District staff presented the districtwide safety plan and summarized updates during the Board of Education meeting, saying the changes were the product of last year’s work by the districtwide safety team. "I highlighted all the changes for this coming year," the staff member said, noting "probably about 12, 15 changes," primarily staff updates and revisions to organizational and response charts. The staff member said an appendix lists staff trained in CPR and AED and noted bleeding-control kits and tourniquets are placed in every AED cabinet.
The presenter said the State Education Department (SED) required a wording change for one emergency term. "We used to refer to a term lockout ... It’s now mandated to be referred to as secure lockout," the district staff member said, and the district has updated classroom cards, pre-recorded principal messages and the scrolling message board to say "secure lockout." The staff member said the district provided summaries to staff and printed the new cards for classrooms and offices.
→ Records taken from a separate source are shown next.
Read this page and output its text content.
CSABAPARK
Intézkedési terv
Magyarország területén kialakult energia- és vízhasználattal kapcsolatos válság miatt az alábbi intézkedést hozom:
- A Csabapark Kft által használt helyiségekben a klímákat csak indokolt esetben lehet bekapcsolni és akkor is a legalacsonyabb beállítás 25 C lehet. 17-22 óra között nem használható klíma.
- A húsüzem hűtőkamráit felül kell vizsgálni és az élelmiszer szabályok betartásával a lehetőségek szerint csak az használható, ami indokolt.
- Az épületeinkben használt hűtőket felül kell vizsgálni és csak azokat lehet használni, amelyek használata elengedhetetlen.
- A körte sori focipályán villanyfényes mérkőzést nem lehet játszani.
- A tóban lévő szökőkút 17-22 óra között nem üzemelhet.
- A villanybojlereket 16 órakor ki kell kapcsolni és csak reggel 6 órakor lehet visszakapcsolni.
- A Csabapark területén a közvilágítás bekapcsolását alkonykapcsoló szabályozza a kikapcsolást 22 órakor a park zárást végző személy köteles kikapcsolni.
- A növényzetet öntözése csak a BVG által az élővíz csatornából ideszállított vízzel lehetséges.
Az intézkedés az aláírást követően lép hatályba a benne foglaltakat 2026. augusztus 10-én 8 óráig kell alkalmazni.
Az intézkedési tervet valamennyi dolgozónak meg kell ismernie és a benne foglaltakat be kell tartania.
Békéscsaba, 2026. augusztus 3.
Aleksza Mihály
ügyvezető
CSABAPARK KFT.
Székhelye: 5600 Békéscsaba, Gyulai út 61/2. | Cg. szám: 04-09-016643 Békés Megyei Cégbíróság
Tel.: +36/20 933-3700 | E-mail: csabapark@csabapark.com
A major appendix change will be a districtwide revision of reunification procedures for incidents requiring extended sheltering or where buses cannot operate. "We are in the process of doing a very, heavy revision on our reunification procedures ... This will be this school year coming," the presenter said, and added the district plans controlled drills that will include filling out reunification cards and tracking returned students. The presenter said Millbrook High School recently ran a large drill and the district wants to run several controlled drills with select students to test the full reunification process.
Board members asked about technology solutions to speed reunification. One board member suggested anonymized QR codes for students: "If you just have, like, a way to anonymize every student with their own, like, ID number slash QR code, it's really you could know who every student is really quickly," the board member said. District staff said cellular connectivity in parts of the district remains a constraint and that Verizon has proposed two towers but provided no timeline; the staff added the district is working with Northern Westchester for interim steps. The staff also said the district ran an active-shooter functional exercise at the high school in February, involving police and multiple scenarios, and that officials want to add more "curveballs" to future drills to tax response teams.
No formal board vote on the safety plan is recorded in the meeting transcript. The presenter said the plan had been posted and public comment was solicited by email but that the district received little public feedback. "Very rarely. I think I've gotten maybe 2 questions in 6 years," the staff member said when asked how often the public comments on the plan.
Board members also urged broader hazard planning beyond violent incidents, asking that future iterations show how the district would respond to hazardous-materials incidents and train with responsible fire districts and other local partners. Staff responded that schools run tabletop drills that have included hazmat and train-derailment scenarios and that the district could expand that coverage.
The discussion closed with staff noting remaining work on reunification and an intention to place the revised materials into practice with drills during the coming school year.